Al Jazeera is reporting:
Egyptian police have fired tear gas at opposition protesters demonstrating against Egyptian President Mohamed Morsi’s drive to hold a snap referendum on a controversial draft charter, as the country plunges deeper into crisis.
Live television footage showed that some protesters broke through police lines and got too close to the presidential palace.
Al Jazeera’s Rawya Rageh, reporting from Cairo said: “We saw thousand of people surrounding the palace on all four corners, outnumbering the police and getting close to the presidential walls.”
“Opposition has announced there’s going to be a sit-in outside the palace,” she said.

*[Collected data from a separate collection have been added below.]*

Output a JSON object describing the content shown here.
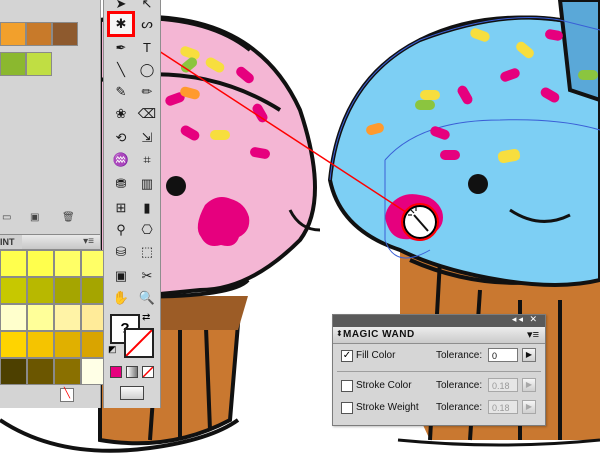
{
  "panel": {
    "title": "MAGIC WAND",
    "options": [
      {
        "label": "Fill Color",
        "checked": true,
        "tolerance_label": "Tolerance:",
        "tolerance": "0",
        "enabled": true
      },
      {
        "label": "Stroke Color",
        "checked": false,
        "tolerance_label": "Tolerance:",
        "tolerance": "0.18",
        "enabled": false
      },
      {
        "label": "Stroke Weight",
        "checked": false,
        "tolerance_label": "Tolerance:",
        "tolerance": "0.18",
        "enabled": false
      }
    ]
  },
  "swatches_panel": {
    "tab_label": "INT",
    "top_swatch_colors": [
      "#f2a02c",
      "#c87a2a",
      "#8e5a2e",
      "#8bb82f",
      "#c0de43"
    ],
    "grid_colors": [
      [
        "#ffff4d",
        "#ffff4d",
        "#ffff66",
        "#ffff66"
      ],
      [
        "#c7c800",
        "#b8b800",
        "#a5a500",
        "#a5a500"
      ],
      [
        "#ffffcc",
        "#ffff99",
        "#fff3a6",
        "#ffeb99"
      ],
      [
        "#ffd400",
        "#f5c400",
        "#e0b000",
        "#d9a400"
      ],
      [
        "#4d4000",
        "#6b5600",
        "#8a7000",
        "#ffffe6"
      ]
    ]
  },
  "toolbox": {
    "selected_tool": "magic-wand-icon",
    "fill_color": "#ffffff",
    "stroke_color": "#000000"
  },
  "colors": {
    "highlight": "#ff0000",
    "frosting_pink": "#f4b6d4",
    "frosting_blue": "#7dcff4",
    "cake_brown": "#c97830",
    "magenta": "#e6007e"
  }
}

“The message coming out of here is that the president has failed to prove to Egyptians that he is the president of all of Egypt, as opposed to a leader in the Muslim Brotherhood group.”
She said “Morsi is preparing for the referendum, he is under a lot of pressure from the opposition, but he does not seemed to be phased by the protests”.
Thousands had taken to the streets waving Egyptian flags, chanting for the downfall of the president and denouncing the Muslim Brotherhood, from which Morsi emerged, for having “sold the revolution” that toppled Hosni Mubarak last year.
The strikes were part of a planned campaign of civil disobedience that could bring in other industries.